Dengan kepercayaan ini yang tinggi, kita akan siap menghadapi tantangan dan persaingan. Orang yang ilmunya sedikit, dia tidak akan tahan banting. Semakin banyak ilmu yang dimiliki seseorang, semakin tidak gampang tersinggung. Dia tahu kebenaran manusia itu relatif. Dia tahu kebenaran itu bertingkat-tingkat. Tapi orang yang wawasannya sempit, dia hanya tahu kebenaran itu tunggal, yaitu kebenaran yang dipegangnya. Selain itu bukan kebenaran. Makanya itu semakin pintar seseorang dia akan semakin arif. Kalau ada orang gampang menyalahkan orang lain, sesungguhnya tidak perlu ditanya, dia pintar atau tidak.

Orang yang arif memberikan tempat berbagai kebenaran di dalam dirinya. Karena itu, semakin orang tidak belajar, semakin meruncing kebenaran itu. Sebaliknya, semakin banyak belajar, kebenaran itu semakin melebar, semakin banyak pilihan-pilihan kebenarannya.

Ketiga, ilmu dapat memperbaiki kesalahan. Dulu saya salah karena saya tidak tahu. Sekarang saya sudah tahu, jadi saya tidak akan melakukan salah yang sama lagi.

Kiat-kiat Belajar

Ada kiat-kiat yang bisa kita lakukan untuk membuat kita ini selalu berada dalam proses pembelajaran.

Pertama, mulailah belajar sesuatu yang berhubungan dengan minat dan potensi. Minat itu harus ada. Apalagi kalau yang kita dalami adalah ilmu-ilmu metafisik seperti tasawuf, harus ada motivasi yang sangat kuat. Kalau motivasi kuat, insya Allah pencapaian kita akan mudah.
Ciri-ciri lahirnya minat dalam diri kita, manakala yang jadi fokus itu lebih kuat daripada apa yang diluarnya. Misalnya ketika kita sedang shalat, pikiran kita menerawang pada hal-hal duniawi, itu pertanda kita sudah digoda iblis.

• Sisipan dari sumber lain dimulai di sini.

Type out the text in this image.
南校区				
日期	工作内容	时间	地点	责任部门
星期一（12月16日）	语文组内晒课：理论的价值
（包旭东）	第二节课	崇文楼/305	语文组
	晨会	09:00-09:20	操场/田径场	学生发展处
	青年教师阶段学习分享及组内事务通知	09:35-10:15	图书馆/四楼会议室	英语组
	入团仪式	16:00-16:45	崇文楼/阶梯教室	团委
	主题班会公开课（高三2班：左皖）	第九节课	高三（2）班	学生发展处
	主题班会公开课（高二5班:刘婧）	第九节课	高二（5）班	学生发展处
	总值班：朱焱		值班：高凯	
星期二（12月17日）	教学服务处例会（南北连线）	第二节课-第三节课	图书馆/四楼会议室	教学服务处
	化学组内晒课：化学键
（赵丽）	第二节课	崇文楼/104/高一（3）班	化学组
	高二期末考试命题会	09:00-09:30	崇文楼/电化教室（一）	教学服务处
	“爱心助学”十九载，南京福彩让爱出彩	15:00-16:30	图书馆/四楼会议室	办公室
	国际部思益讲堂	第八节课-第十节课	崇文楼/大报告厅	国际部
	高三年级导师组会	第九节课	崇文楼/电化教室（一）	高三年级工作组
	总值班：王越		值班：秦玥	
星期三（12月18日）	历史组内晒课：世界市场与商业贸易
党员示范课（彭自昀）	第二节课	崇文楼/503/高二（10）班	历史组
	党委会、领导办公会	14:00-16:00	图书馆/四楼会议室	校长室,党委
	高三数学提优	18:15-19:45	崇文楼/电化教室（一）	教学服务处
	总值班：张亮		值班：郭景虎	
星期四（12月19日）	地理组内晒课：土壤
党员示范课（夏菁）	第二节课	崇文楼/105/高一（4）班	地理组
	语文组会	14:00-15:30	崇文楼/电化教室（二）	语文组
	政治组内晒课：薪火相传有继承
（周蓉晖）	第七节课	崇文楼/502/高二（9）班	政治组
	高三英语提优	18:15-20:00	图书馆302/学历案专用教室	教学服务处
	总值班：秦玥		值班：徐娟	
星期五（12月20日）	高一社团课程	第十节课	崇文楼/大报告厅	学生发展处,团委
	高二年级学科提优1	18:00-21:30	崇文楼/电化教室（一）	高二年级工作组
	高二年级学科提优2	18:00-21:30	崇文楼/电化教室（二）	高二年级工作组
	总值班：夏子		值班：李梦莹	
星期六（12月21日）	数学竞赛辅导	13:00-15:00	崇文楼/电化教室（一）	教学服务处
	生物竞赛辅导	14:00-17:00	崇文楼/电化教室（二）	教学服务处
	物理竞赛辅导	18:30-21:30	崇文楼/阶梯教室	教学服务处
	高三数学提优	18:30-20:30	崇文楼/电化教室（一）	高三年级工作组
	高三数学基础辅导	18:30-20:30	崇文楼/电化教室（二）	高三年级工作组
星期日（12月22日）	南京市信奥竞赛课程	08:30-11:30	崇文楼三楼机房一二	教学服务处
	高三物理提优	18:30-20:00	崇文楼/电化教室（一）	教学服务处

Kedua, gunakan etika dalam mencari ilmu. Begitu indahnya etika intelektual para pendahulu kita ath-Thabari itu dalam tafsirnya sampai menyebutkan mata rantai dari mana ilmunya berasal. Misalnya, saya peroleh ilmu ini dari A, A dari B, B dari C dst sampai ke sumber aslinya. Orang yang tidak menyebutkan sumber ilmunya, apalagi mengklaimnya sebagai hasil pemikirannya sendiri, adalah pencuri intelektual.

Ketiga, mendisiplinkan diri untuk memetik inti dari suatu pelajaran. Hari ini saya mengaji di Sunda Kelapa,minimal harus ada satu poin yang bisa saya bawa pulang dan terapkan dalam hidup saya. Seolah-olah kita tidak akan pulang dari masjid Sunda Kelapa tanpa ada poin yang jelas dari materi pengajian itu. Kalau ada aksioma seperti itu, biasanya poin yang diperoleh akan berbekas di dalam hati.

Keempat, memiliki tujuan hidup yang jelas. Ada ungkapan “aku melupakan apa yang di belakangku, dan mengarahkan diri pada apa yang ada di hadapanku. Aku berlari-lari menuju satu tujuan yang pasti. Lupakan masa lampau, tutup buku lama yang penuh catatan dosa, dan aku buka catatan harianku.”
Kita harus memperbaiki tujuan hidup yang keliru, karena kita hidup hanya sekali saja di dunia ini. Hidup ini sungguh sangat berharga, tidak patut disia-siakan begitu saja.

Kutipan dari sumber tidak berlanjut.